Background: Despite the promise shown by large language models (LLMs) for standardized tasks, their multidimensional performance in real-world oncology decision-making remains unevaluated.

This study aims to introduce a framework for evaluating LLM and physician decisions in challenging lung cancer cases.

 

Methods: We curated 50 challenging lung cancer cases (25 local and 25 published) classified as complex, rare, or refractory. Blinded three-dimensional, five-point Likert evaluations (1–5 for comprehensiveness, specificity, and readability) compared standalone LLMs (DeepSeek R1, Claude 3.5, Gemini 1.5, and GPT-4o), physicians by experience level (junior, intermediate, and senior), and AI-assisted juniors; intergroup differences and augmentation effects were analyzed statistically.

 

Results: Of 50 challenging cases (18 complex, 17 rare, and 15 refractory) rated by three experts, DeepSeek R1 achieved scores of 3.95±0.33, 3.71±0.53, and 4.26±0.18 for comprehensiveness, specificity, and readability, respectively, positioning it between intermediate (3.68, 3.68, 3.75) and senior (4.50, 4.64, 4.53) physicians.

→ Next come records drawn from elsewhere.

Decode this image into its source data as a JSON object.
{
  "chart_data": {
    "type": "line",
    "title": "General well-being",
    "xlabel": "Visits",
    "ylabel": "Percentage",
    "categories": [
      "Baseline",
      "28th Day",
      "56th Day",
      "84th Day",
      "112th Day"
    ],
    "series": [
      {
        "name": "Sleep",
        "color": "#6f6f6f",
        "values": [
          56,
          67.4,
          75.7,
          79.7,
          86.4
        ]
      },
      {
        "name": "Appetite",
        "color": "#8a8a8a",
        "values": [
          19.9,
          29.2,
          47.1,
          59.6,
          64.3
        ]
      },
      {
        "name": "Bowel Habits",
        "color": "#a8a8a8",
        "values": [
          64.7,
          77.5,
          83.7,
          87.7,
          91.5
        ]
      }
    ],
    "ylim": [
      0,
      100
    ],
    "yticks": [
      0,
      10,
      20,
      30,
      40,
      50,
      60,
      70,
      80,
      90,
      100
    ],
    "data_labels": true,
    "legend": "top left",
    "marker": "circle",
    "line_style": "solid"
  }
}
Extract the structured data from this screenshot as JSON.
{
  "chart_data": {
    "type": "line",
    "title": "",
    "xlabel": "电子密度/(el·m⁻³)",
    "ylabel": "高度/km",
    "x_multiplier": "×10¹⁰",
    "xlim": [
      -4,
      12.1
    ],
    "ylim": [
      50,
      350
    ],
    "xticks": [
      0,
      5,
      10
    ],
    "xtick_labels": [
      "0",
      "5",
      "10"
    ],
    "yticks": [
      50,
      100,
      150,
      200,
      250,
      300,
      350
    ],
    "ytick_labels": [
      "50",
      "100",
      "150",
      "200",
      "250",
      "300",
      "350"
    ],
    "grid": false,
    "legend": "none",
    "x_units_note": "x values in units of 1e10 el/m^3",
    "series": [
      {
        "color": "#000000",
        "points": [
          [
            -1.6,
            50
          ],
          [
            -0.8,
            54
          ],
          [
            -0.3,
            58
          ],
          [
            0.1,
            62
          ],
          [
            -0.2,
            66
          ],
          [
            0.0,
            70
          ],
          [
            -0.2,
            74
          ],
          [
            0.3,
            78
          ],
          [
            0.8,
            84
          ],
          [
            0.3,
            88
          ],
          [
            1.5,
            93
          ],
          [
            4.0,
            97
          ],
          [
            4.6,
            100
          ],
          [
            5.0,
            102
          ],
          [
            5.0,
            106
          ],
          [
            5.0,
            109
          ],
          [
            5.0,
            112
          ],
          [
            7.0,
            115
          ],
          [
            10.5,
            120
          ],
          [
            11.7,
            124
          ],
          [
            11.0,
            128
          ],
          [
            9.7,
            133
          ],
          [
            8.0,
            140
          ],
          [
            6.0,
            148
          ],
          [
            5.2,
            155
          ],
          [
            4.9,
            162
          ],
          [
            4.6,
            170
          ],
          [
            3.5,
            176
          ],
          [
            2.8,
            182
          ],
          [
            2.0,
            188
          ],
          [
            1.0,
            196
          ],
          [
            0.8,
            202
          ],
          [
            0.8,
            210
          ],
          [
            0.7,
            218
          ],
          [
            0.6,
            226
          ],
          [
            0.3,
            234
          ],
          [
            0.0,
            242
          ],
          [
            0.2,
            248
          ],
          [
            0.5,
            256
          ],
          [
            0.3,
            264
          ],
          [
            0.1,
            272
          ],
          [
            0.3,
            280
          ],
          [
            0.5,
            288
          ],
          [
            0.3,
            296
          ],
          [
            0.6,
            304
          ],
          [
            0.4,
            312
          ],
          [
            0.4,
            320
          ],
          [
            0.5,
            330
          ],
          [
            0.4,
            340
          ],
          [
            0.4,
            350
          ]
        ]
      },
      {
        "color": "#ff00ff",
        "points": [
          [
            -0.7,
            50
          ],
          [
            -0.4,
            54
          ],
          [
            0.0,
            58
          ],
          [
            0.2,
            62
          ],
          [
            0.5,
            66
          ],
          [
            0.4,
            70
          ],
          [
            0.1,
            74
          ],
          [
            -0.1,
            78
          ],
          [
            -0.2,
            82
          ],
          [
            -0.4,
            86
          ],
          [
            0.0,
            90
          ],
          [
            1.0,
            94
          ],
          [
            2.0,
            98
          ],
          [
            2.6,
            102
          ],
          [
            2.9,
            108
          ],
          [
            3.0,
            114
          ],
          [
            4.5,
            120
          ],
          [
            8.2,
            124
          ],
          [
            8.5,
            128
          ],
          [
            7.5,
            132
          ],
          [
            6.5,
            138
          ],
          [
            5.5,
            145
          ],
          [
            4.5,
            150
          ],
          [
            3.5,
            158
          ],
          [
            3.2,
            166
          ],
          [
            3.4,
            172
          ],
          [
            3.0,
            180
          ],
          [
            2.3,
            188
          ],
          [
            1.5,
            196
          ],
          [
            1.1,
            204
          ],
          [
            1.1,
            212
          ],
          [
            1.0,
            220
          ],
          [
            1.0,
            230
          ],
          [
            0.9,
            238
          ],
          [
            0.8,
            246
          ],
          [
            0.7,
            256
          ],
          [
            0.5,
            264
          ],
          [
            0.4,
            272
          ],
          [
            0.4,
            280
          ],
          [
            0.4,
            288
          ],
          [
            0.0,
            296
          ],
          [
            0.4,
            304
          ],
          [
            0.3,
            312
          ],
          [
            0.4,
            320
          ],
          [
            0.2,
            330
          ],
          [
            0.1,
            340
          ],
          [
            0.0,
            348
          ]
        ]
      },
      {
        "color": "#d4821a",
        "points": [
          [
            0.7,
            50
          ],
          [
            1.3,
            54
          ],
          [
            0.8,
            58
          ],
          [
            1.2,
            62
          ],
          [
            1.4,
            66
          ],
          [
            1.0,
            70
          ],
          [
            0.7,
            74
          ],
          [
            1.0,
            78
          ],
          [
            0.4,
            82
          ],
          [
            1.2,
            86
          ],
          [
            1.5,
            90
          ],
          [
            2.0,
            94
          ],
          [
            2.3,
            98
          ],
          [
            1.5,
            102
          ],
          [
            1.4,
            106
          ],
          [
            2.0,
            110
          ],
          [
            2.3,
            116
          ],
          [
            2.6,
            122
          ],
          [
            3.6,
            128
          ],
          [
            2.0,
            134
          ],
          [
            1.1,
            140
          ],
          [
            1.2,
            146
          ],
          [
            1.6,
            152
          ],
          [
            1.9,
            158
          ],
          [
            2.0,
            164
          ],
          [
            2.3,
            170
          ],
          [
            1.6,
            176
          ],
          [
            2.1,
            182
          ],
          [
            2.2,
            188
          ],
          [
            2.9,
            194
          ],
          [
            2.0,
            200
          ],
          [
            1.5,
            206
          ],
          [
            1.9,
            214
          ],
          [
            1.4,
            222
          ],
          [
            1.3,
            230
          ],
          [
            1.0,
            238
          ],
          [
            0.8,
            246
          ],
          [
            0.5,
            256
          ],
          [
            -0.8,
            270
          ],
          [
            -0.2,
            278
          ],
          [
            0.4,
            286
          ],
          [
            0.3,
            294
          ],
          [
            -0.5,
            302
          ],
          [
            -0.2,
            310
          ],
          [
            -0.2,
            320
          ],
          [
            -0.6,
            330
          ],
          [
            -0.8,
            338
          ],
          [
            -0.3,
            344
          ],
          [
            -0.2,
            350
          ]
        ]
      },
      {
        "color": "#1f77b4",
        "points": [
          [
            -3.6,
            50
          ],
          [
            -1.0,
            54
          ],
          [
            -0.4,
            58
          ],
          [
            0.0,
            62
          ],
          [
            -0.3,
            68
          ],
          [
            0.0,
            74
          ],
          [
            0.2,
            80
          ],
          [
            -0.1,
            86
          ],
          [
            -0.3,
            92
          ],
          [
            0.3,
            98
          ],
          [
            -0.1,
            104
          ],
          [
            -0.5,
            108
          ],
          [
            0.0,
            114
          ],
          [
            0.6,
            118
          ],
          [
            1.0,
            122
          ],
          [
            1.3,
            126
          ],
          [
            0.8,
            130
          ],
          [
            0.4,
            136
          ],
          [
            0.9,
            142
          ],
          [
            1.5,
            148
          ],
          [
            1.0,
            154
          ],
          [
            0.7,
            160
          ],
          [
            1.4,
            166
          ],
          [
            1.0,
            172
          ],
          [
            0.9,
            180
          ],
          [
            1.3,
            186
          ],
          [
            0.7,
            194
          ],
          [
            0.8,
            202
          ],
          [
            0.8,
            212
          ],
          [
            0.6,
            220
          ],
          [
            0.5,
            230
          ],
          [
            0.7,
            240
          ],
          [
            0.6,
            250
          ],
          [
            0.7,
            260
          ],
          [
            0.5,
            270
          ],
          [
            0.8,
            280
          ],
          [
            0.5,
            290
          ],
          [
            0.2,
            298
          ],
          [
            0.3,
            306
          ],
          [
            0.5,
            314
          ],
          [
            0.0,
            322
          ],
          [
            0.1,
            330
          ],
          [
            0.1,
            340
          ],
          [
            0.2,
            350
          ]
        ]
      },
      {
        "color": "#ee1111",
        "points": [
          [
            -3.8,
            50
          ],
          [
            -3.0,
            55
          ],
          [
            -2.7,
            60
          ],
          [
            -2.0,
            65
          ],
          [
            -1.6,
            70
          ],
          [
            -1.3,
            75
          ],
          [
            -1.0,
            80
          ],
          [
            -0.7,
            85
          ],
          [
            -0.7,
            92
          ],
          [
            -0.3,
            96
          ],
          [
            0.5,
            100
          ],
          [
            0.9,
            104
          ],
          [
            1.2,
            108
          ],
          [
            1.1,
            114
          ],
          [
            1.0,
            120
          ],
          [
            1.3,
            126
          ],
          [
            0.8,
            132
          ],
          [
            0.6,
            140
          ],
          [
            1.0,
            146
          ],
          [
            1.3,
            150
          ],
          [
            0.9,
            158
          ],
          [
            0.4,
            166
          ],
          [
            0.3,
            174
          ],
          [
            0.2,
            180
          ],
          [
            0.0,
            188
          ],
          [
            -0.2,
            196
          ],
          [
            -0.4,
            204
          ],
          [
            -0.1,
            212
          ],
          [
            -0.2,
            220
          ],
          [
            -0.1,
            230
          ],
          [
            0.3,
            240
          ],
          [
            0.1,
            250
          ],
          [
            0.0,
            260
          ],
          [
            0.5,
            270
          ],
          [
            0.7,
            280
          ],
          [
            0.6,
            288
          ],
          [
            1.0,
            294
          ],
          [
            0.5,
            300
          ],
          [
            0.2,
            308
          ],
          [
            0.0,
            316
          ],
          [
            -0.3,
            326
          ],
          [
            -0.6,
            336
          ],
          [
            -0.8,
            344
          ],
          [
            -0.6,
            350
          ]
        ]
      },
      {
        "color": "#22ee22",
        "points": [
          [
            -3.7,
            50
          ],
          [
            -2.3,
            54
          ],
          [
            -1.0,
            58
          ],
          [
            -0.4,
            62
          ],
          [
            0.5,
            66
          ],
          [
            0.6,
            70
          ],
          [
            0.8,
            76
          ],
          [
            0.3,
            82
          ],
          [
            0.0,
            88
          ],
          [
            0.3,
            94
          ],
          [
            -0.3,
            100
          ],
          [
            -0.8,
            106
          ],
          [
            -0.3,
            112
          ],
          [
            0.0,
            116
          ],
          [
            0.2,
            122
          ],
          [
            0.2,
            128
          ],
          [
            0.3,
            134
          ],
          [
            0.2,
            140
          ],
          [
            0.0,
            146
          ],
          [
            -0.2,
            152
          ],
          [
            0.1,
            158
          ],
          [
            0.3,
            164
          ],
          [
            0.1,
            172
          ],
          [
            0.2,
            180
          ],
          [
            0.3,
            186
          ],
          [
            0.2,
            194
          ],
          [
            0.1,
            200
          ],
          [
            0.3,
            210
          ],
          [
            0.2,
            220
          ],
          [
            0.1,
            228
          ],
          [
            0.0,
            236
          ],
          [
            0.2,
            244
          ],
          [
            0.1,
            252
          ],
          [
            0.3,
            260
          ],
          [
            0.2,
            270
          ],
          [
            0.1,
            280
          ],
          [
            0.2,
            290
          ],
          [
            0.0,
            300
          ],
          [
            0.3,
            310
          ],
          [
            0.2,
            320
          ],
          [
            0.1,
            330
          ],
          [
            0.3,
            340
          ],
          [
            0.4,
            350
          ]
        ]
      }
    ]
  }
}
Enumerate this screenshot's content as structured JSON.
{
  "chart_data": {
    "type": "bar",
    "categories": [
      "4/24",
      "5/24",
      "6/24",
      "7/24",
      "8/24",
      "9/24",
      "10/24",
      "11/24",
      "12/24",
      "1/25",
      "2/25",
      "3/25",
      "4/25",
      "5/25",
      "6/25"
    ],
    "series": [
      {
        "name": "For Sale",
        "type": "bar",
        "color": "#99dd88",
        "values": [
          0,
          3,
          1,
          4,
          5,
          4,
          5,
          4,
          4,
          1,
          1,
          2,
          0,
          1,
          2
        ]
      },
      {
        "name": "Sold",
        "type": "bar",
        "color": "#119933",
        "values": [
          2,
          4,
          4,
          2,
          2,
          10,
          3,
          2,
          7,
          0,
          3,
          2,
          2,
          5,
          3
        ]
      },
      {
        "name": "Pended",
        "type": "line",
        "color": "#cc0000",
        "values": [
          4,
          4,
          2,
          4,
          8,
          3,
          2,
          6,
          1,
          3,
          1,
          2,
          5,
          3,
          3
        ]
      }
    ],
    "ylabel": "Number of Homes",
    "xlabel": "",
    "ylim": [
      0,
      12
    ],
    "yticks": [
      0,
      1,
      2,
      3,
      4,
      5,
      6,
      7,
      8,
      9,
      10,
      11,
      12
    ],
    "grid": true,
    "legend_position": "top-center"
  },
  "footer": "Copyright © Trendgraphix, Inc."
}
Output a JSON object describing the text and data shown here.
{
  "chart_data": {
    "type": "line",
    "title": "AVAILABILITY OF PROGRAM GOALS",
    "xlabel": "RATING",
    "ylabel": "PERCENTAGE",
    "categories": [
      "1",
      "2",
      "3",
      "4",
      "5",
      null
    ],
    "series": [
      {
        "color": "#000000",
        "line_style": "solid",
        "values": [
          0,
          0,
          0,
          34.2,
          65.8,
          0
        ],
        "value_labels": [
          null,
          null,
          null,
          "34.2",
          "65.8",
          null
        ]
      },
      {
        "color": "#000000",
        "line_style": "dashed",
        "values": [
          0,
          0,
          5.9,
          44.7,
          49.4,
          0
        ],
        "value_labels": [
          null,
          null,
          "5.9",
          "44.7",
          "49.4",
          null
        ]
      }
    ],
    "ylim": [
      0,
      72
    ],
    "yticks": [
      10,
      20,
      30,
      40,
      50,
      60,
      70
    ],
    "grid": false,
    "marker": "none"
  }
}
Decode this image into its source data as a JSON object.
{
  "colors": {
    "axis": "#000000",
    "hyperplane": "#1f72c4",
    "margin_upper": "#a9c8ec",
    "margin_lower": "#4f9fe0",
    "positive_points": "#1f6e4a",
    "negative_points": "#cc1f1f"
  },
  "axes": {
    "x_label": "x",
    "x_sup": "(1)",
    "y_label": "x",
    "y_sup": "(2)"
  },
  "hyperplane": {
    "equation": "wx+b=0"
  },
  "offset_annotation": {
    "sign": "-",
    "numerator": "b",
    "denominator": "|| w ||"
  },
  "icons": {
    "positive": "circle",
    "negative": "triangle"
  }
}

GPT-4o and Claude 3.5 reached intermediate physician–level comprehensiveness (3.76±0.39, 3.60±0.39) but junior-to-intermediate physician–level specificity (3.39±0.39, 3.39±0.49). All LLMs scored higher on rare cases than intermediate physicians but fell below junior physicians in refractory-case specificity. AI-assisted junior physicians showed marked gains in rare cases, with comprehensiveness rising from 2.32 to 4.29 (84.8%), specificity from 2.24 to 4.26 (90.8%), and readability from 2.76 to 4.59 (66.0%), while specificity declined by 3.2% (3.17 to 3.07) in refractory cases. Error analysis showed complementary strengths, with physicians demonstrating reasoning stability and LLMs excelling in knowledge updating and risk management.

 

Conclusions: LLM performance in clinical decision-making tasks varied by case type, performing better in rare cases and worse in refractory cases requiring longitudinal reasoning. Complementary strengths between LLMs and physicians support case- and task-tailored human–AI collaboration.